The Polyshape format is an extension to the [Polyline](https://developers.google.com/maps/documentation/utilities/polylinealgorithm) format from Google to include a wider diversity of 
shapes. The standard "Encoded Polyline Algorithm Format" algorithm offers a compact way to encode a
list of lat/lon pairs into a simple ASCII string.

The following table shows the various shape types encoded as Polyshape:

| Shape           | Polyshape                                             |
| ----------------|-------------------------------------------------------|
| Point           | `0_ibE_seK`                                           |
| Rectangle       | `5_ibE_}hQ_ibE_ibE`                                   |
| Circle          | `4(_ibE)_ibE_seK`                                     |
| LineString      | `1_ibE_seK_seK_seK`                                   |
| Buffered L/S    | ``1(_c`|@)_ibE_seK_seK_seK``                          |
| Polygon         | `2_ibE_ibE_ibE??_ibE~hbE??~hbE`                       |
| ShapeCollection | `0_ibE_seK 1_ibE_seK_seK_seK`                         |


### Prefix Key

The Polyshape format uses a prefix key to denote the shape type:

| Shape      | Key |
|------------|:---:|
| Point      | 0   |
| LineString | 1   |
| Polygon    | 2   |
| MultiPoint | 3   |
| Circle     | 4   |
| Rectangle  | 5   |


### Collections

Shape collections are represented as each of the individual shape encodings concatenated with 
a space.


### Arguments

The Polyshape format supports optional arguments to handle things like a Circle (with a radius) and 
a BufferedLineString (with a buffer size).
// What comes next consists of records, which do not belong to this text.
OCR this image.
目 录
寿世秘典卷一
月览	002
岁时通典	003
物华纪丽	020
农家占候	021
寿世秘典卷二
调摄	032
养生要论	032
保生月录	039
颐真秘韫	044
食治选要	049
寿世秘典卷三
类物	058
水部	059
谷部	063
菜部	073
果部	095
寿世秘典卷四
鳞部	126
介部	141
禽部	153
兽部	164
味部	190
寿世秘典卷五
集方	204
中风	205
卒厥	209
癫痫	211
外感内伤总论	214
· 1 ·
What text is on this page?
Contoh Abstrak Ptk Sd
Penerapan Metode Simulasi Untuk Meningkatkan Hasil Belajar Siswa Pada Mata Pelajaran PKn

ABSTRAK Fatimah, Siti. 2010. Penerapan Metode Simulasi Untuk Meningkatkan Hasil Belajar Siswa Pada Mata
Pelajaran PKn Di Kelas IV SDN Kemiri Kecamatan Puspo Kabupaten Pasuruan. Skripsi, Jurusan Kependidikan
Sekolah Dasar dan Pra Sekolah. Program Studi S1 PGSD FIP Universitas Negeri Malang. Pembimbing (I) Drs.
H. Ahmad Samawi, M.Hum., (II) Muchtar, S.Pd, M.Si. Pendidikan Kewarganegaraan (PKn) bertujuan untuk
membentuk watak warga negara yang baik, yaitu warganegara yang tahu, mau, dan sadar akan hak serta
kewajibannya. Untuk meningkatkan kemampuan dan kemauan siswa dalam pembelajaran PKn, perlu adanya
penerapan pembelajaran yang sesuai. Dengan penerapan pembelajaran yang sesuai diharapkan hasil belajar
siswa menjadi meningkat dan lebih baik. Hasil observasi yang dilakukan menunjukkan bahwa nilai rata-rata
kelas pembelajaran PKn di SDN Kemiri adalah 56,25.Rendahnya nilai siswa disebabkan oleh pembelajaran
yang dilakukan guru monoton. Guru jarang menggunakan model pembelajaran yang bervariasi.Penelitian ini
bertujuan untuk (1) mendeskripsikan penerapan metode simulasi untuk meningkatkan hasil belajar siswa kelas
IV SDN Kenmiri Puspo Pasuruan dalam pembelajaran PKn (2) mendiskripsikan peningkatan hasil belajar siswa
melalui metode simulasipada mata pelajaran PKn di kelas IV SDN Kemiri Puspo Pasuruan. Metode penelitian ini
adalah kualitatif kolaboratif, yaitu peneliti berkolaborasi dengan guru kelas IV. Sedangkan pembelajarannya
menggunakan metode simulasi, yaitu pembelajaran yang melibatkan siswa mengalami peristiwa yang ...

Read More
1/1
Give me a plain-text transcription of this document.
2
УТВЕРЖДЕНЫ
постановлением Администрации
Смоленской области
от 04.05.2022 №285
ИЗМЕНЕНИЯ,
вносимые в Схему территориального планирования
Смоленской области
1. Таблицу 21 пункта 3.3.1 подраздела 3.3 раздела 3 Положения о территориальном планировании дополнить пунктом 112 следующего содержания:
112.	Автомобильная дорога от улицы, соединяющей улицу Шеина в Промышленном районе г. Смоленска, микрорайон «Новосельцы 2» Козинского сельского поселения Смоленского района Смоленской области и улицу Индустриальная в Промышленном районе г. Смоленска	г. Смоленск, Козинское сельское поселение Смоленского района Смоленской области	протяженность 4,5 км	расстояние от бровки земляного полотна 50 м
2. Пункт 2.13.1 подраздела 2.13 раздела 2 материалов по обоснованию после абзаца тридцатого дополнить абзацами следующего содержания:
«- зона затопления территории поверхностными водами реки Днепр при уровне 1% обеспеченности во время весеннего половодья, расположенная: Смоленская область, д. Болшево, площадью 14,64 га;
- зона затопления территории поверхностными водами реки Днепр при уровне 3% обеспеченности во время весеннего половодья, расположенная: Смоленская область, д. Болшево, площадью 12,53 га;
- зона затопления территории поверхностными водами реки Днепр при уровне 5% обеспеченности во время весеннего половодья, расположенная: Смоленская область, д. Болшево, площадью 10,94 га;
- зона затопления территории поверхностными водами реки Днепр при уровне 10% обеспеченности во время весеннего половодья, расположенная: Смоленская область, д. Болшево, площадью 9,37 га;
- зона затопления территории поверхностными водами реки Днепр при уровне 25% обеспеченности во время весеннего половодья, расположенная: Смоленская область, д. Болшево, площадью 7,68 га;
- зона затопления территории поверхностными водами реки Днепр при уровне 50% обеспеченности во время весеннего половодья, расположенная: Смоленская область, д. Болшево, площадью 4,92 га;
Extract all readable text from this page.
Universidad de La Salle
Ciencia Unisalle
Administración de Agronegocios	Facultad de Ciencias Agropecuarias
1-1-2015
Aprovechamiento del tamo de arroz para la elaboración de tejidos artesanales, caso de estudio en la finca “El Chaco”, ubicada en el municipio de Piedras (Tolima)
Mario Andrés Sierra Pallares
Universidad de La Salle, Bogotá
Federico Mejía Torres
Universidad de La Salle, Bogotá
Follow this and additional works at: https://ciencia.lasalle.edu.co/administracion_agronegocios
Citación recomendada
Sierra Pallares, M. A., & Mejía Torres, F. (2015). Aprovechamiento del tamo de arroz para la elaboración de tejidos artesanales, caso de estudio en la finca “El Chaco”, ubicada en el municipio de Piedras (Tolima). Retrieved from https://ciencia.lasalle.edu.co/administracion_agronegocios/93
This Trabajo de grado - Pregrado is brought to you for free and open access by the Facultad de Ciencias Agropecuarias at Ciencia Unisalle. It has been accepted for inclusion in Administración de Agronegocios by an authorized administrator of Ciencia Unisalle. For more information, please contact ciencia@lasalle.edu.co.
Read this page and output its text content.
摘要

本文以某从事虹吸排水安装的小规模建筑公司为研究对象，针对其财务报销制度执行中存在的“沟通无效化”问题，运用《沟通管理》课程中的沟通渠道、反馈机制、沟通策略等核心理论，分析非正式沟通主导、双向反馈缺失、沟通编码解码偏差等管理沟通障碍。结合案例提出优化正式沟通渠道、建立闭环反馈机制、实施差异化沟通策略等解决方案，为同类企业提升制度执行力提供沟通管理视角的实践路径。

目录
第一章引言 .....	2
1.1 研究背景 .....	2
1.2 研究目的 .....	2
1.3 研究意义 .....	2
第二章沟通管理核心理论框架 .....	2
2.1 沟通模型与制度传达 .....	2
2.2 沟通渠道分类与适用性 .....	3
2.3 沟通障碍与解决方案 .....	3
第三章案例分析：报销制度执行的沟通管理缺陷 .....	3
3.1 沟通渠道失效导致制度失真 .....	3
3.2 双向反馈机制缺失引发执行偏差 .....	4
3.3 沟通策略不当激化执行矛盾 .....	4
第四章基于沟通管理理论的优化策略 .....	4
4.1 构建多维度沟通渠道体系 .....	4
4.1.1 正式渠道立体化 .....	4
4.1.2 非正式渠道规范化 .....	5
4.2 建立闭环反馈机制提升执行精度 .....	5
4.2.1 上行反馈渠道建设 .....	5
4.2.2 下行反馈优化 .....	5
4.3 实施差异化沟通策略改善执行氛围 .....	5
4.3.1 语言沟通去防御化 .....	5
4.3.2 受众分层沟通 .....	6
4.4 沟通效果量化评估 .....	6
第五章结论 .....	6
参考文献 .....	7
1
If the character immediately after the prefix is a `'('`, 
everything up to the next `')'` is considered an argument to the Shape.


### Polygons with Holes

A Polygon with interior rings is represented by appending the encoding of each ring prefixed with 
a `')'`:

    '2' + encode(exteriorRing) + ['(' + encode(interiorRing)]*

### Known Limitations

- The format is optimized to store lat/lon points, very big or very small values may get lost in the rounding
- All values are rounded to: Math.round(value * 1e5)
- In the JTS version, a homogeneous ShapeCollection will be read as a MultPoint, MultiLineString, or MultiPolygon

## Benchmarks

The following table shows a comparison among the encoded formats in terms of number of bytes in the
final encoding. Note that this comparison may be somewhat misleading since the other encoding 
formats do not implicitly limit precision as Polyshape does. Percentages are calculated relative to
the largest encoding.

| GeoJSON    | WKT      | Binary    | Polyshape  | Shape |
|:----------:|:--------:|:---------:|:----------:|-------|
| 100% (42)  | 38% (16) |  40% (17) |   20% (9)  | `POINT(100.1 0.1)` |
| 100% (61)  | 52% (33) |  67% (41) |   28% (17) | `LINESTRING (100.1 0.1, 101.1 1.1)` |
| 100% (96)  | 33% (32) |  34% (33) |   18% (17) | `ENVELOPE(100.1, 101.1, 1.1, 0.1)` |
| 90% (158)  | 69% (122)| %100 (177)|   33% (59) | `POLYGON ((100.1 0.1, 101.1 0.1, 101.1 1.1, 100.1 1.1, 100.1 0.1), (100.2 0.2, 100.8 0.2, 100.8 0.8, 100.2 0.8, 100.2 0.2))` |
| 100% (169) | 51% (87) |  %52 (88) |   21% (36) | `GEOMETRYCOLLECTION(LINESTRING (100.1 0.1, 101.1 1.1),LINESTRING (102.1 2.1, 103.1 3.1))` |
| 100% (131) | 40% (53) |  %31 (40) |   15% (20) | `GEOMETRYCOLLECTION(POINT(100.1 0.1),POINT(101.1 1.1))` |

With this limited dataset it looks like the Polyshape format is on average ~25% as big as GeoJSON, 
~50% as big as WKT, and ~40% as big as the binary encoding. THe data used for this benchmark 
contains data with low precision numbers (100.1 vs 100.123456) so that may be a low estimate.